When my mom walked in and said,
“Come here pumpkin, let’s talk.”
The hurt in her eyes was as loud as a tree falling.
She pulled me close and told me the news.
She said, “I have breast cancer.”
Tears overcrowded my eyes as fast as a flood
Thousands of scary thoughts clouded my head.
I was speechless.
In that moment, I felt numb.
My heart raced and my stomach dropped
like I was in a haunted house.
This time I was hurt by the cruelty of life.
She said, “Don’t worry. It will all be okay.”
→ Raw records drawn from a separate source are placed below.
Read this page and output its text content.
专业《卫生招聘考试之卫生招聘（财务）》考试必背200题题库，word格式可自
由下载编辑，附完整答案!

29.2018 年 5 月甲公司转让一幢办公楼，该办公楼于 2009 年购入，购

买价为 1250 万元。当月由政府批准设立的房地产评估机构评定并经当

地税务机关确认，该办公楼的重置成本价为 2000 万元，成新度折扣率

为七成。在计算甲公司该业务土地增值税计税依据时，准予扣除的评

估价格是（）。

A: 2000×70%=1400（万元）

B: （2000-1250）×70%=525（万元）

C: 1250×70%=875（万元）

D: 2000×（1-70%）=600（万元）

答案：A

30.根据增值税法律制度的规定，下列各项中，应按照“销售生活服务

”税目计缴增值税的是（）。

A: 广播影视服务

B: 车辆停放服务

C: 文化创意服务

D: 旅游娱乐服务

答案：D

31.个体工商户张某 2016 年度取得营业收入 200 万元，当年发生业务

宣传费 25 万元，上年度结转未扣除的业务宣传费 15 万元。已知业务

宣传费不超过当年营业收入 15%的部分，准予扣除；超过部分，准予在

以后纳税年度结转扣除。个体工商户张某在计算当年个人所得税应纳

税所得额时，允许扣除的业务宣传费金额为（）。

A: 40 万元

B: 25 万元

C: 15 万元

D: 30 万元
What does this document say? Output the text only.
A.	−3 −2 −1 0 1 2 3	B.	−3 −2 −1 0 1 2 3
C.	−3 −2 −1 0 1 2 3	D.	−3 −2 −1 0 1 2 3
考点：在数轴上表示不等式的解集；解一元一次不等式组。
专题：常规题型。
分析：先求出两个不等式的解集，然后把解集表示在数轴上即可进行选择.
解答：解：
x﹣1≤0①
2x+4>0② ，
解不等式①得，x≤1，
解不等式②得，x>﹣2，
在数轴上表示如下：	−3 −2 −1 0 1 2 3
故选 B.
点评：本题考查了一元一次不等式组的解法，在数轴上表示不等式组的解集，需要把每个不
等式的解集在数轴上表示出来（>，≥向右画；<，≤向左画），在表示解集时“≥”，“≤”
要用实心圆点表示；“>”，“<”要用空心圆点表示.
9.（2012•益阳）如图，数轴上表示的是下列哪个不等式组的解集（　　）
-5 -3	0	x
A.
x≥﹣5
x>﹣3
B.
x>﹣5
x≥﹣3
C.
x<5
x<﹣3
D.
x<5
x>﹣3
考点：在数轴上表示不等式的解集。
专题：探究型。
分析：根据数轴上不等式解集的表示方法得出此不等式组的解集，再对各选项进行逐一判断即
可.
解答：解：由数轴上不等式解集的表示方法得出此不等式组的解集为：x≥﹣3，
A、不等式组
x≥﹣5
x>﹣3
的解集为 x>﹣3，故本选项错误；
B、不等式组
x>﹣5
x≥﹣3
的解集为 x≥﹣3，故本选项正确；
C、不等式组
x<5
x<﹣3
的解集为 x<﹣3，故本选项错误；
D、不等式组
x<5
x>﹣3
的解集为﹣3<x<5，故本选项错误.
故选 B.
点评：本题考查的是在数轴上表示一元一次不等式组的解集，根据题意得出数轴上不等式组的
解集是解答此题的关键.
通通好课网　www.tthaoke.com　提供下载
This is the poem my daughter wrote about the day I told her I had cancer. She was thirteen when she wrote this. As a mother, her mother, when I read this poem I was stunned. One of the things that felt so overwhelming about my diagnosis of cancer was having to tell my family, my children in particular. How to communicate that while this is scary and will be a bumpy road, it is going to be all right in the end? That I will fight it with every ounce of my body and every resource available to me?
That is where Sharsheret came in. I had known about Sharsheret for ten years, as long as my sister-in-law, Shera Dubitsky, had worked there. While we have talked about her work at Sharsheret over the years, I never thought I would need to reach out to her in a professional capacity. When I first got the news that the doctors saw something in my MRI, my husband urged me to call Shera. “Why?” I asked “This is going to be nothing.” But I did need her and I did need Sharsheret.
Sharsheret provided me with support that I didn’t know I needed and resources that have helped me through the process. I was given a peer to talk to about surgery options so that I could understand my choices from the perspective of a fellow patient. The guide given to my husband about how to be a supportive spouse was very helpful for both of us. Perhaps most importantly, Shera and I had many conversations about how to discuss this with all of my children, for my sons had questions, too. I love that Sharsheret recognizes that cancer affects everyone in the home, not just the person with the disease.
My mother had breast cancer in 1987. She was single and living alone, and she faced her cancer and treatment very stoically with very little support. She was tough, to be sure. I am her daughter, and I am tough, too. It turns out that the experience can be less isolating and easier to bear with Sharsheret by one’s side.
As Mother’s Day approaches, I am standing here, cancer free, to celebrate with my family. The end of my daughter’s poem is true: It will all be okay.